When the CNN driving simulation performed well, further machine learning and testing was stepped up to test vehicles on the road. On-road testing improved the system, with a human driver supervising the autonomous car and intervening when the autonomous system erred. Each correction was fed to the machine-learning system to improve the accuracy of the steering process. In the first 10 miles of driving on the New Jersey Turnpike, the vehicle operated 100 percent autonomously. Overall in early testing, the vehicle operated 98 percent autonomously.

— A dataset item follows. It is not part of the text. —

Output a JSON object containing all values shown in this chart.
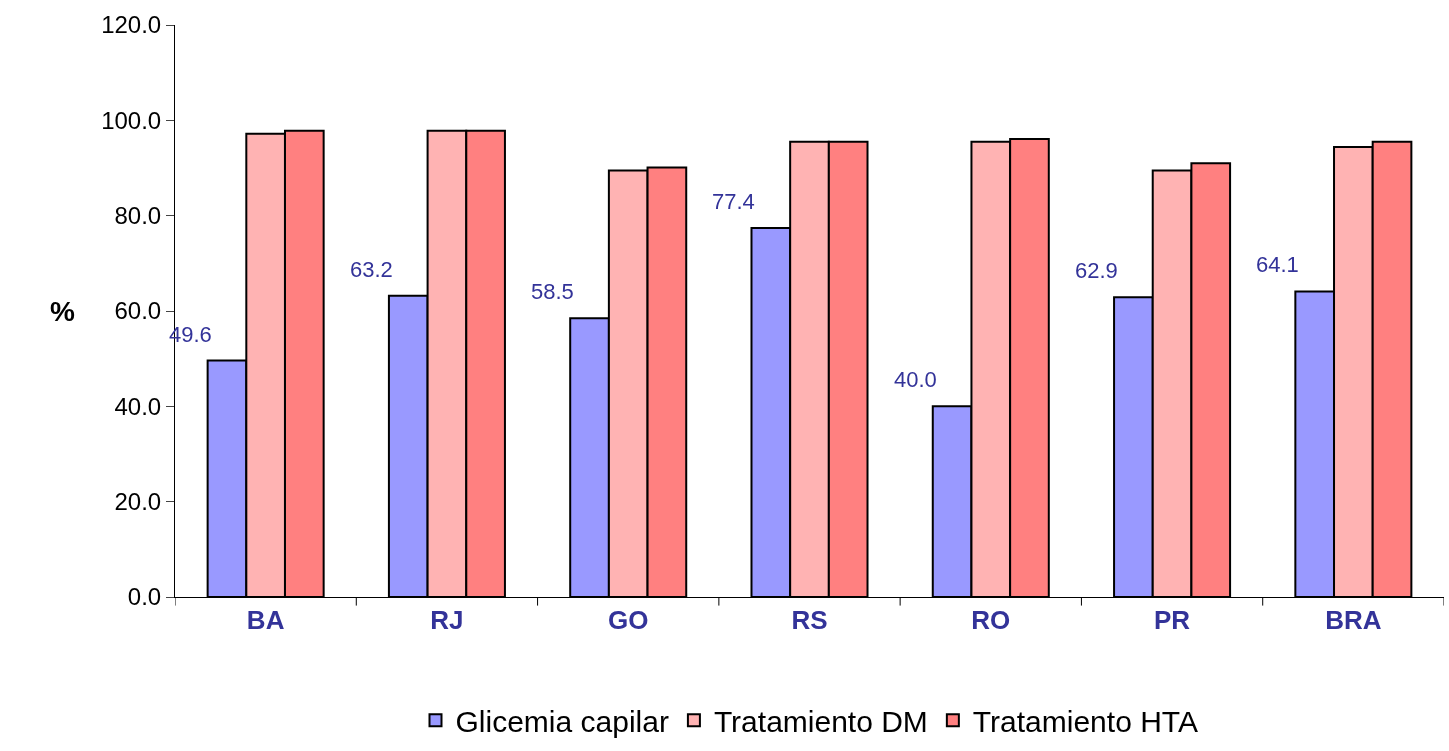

Nvidia demonstrated that CNNs can learn the entire task of lane detection and road following without manually and explicitly decomposing and classifying road or lane markings, semantic abstractions, path planning and control. This was learned using Torch 7 to render fewer than 100 hours of training data to create the internal process to operate a vehicle autonomously in diverse weather and lighting conditions, on highways and side roads. Nvidia released a video with its paper that shows examples of the system autonomously steering the test vehicles:
The Nvidia team indicated that the system is not yet ready for production by stating in its paper:
“More work is needed to improve the robustness of the network, to find methods to verify the robustness, and to improve visualization of the network-internal processing steps.”
Based on the video, it’s fairly certain that the engineering team at every company building or planning to build an autonomous vehicle is reading this paper right now and discussing the results. Building this autonomous vehicle prototype could put Nvidia in the position to be a leading supplier of massively parallel GPU systems to all of the autonomous car manufacturers.